Below is the resulting directory structure as shown by a Hadoop list files command:

hadoop fs -ls /data/vehicles

  /data/vehicles/destination=ATL
  /data/vehicles/destination=BOS
  /data/vehicles/destination=CLT
  /data/vehicles/destination=DEN
  /data/vehicles/destination=DFW
  /data/vehicles/destination=EWR
  /data/vehicles/destination=IAH
  /data/vehicles/destination=LAX
  /data/vehicles/destination=LGA
  /data/vehicles/destination=MIA
  /data/vehicles/destination=ORD
  /data/vehicles/destination=SEA
  /data/vehicles/destination=SFO

Given a table of vehicles containing the information as above, using the Column pruning technique if the table has 7 columns, but in the query, we list only 2, the other 5 will not be read from disk. Predicate pushdown is a performance optimization that limits with what values will be scanned and not what columns. So, if you apply a filter on column destination to only return records with value BOS, the predicate push down will make parquet read-only blocks that may contain values BOS. So, improve performance by allowing Spark to only read a subset of the directories and files.
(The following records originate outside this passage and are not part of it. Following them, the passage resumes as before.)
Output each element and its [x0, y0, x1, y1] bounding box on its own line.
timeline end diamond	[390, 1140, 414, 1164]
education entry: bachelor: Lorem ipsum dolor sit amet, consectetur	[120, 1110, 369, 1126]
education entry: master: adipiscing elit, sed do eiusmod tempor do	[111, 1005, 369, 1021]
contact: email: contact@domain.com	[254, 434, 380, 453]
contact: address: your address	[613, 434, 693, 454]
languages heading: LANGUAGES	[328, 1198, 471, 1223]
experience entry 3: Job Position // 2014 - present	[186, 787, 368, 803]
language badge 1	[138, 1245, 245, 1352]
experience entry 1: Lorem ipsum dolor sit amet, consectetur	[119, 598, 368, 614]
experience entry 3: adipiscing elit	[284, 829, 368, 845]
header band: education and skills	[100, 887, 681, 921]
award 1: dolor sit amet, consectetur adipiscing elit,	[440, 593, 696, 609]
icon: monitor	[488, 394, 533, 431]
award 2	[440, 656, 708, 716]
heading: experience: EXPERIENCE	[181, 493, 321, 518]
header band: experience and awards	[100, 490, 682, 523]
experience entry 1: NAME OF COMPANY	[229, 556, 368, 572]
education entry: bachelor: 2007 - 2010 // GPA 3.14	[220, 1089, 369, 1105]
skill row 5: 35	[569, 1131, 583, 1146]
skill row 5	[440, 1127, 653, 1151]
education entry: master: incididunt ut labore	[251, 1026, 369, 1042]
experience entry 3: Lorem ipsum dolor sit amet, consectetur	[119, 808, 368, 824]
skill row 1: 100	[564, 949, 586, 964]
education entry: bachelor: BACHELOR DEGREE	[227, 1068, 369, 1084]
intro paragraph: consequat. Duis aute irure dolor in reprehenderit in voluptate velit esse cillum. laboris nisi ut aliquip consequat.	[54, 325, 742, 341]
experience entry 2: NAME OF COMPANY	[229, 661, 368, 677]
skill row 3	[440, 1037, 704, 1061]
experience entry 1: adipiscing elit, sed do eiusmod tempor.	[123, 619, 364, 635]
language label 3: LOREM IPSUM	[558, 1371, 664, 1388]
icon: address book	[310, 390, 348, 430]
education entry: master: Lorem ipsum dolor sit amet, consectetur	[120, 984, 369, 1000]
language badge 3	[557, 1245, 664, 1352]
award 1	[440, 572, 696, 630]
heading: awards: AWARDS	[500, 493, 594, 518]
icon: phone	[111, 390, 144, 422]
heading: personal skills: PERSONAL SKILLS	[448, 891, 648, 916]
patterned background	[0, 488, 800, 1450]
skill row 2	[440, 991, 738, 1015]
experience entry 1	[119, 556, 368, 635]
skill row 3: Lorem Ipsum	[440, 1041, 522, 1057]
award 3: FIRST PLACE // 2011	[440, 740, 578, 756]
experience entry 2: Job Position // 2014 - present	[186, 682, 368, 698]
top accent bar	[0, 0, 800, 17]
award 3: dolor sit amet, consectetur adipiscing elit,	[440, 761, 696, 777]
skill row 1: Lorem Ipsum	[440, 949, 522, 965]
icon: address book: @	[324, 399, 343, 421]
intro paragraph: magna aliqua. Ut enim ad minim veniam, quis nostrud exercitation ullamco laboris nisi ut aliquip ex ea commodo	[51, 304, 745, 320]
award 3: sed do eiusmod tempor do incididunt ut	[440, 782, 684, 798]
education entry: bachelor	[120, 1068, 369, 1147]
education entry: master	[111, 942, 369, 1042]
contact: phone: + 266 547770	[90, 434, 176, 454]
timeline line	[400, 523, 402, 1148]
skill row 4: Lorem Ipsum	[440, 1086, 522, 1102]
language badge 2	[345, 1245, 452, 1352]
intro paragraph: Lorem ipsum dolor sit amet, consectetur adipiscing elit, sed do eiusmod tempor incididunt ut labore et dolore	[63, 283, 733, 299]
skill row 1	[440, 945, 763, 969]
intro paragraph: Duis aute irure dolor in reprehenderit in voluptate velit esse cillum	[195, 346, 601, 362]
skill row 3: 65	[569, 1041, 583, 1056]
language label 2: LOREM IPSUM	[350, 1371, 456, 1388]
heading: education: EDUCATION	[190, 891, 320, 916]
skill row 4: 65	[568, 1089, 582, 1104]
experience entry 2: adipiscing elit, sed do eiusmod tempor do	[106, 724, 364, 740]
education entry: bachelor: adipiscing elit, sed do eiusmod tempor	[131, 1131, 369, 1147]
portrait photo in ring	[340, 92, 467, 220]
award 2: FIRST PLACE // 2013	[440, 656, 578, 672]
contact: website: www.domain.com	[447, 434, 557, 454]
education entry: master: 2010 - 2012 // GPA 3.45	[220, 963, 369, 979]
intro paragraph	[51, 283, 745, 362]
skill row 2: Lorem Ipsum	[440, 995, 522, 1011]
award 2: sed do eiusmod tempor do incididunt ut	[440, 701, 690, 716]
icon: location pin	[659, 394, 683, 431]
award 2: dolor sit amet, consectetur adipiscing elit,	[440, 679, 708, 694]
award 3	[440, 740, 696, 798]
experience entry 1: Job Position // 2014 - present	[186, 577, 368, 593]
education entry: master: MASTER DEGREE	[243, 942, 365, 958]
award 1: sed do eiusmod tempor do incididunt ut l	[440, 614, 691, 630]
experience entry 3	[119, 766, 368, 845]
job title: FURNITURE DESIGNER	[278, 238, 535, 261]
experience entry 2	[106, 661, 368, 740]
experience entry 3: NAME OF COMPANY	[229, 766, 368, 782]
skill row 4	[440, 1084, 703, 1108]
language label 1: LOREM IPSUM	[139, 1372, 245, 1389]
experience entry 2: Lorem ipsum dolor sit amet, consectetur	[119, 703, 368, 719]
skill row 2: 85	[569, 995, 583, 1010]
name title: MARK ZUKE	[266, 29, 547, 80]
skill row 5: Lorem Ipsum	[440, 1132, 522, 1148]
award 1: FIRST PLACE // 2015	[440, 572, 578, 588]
For example, the following query reads only the files in the destination=BOS partition directory in order to query the average arrival delay for vehicles destination to Boston:

df.filter("destination = 'BOS' and arrdelay > 1") 
.groupBy("destination").avg("arrdelay") .sort(desc("avg(arrdelay)")).show()

+-----------+------------------+
|destination|     avg(depdelay)|
+-----------+------------------+
|    EWR    |54.352020860495436|
|    MIA    | 48.95263157894737|
|    SFO    |47.189473684210526|
|    ORD    | 46.47721518987342|
|    DFW    |44.473118279569896|
|    CLT    |37.097744360902254|
|    LAX    |36.398936170212764|
|    LGA    | 34.59444444444444|
|    BOS    |33.633187772925766|
|    IAH    | 32.10775862068966|
|    SEA    |30.532345013477087|
|    ATL    | 29.29113924050633|
+-----------+------------------+

You can see the physical plan for a DataFrame calling the explain method as follow:

df.filter("destination = 'BOS' and arrdelay > 1") 
.groupBy("destination")
.avg("arrdelay")
.sort(desc("avg(arrdelay)"))
.explain

== Physical Plan ==
TakeOrderedAndProject(limit=1001, orderBy=[avg(arrdelay)#304 DESC NULLS LAST], 
output=[src#157,dst#149,avg(arrdelay)#314])
+- *(2) HashAggregate(keys=[destination#157, arrdelay#149],
       functions=[avg(arrdelay#152)],
       output=[destination#157, avg(arrdelay)#304])
+- Exchange hashpartitioning(destination#157, 200)
+- *(1) HashAggregate(keys=[destination#157],
              functions=[partial_avg(arrdelay#152)],  
              output=[destination#157, sum#321, count#322L])
+- *(1) Project[arrdelay#152, destination#157]
+- *(1)Filter (isnotnull(arrdelay#152) && (arrdelay#152 > 1.0))
+- *(1) FileScan parquet default.flights[arrdelay#152,destination#157] 
Batched: true, Format: Parquet, 
Location: PrunedInMemoryFileIndex[dbfs:/data/vehicles/destination=BOS], 
PartitionCount: 1, 
PartitionFilters: [isnotnull(destination#157), (destination#157 = BOS)], 
PushedFilters: [IsNotNull(arrdelay), GreaterThan(arrdelay,1.0)],
ReadSchema: struct<destination:string,arrdelay>

Here in PartitionFilters, we can see partition filter push down, which means that the destination=BOS filter is pushed down into the Parquet file scan. This minimizes the files and data scanned and reduces the amount of data passed back to the Spark engine for the aggregation average on the arrival delay.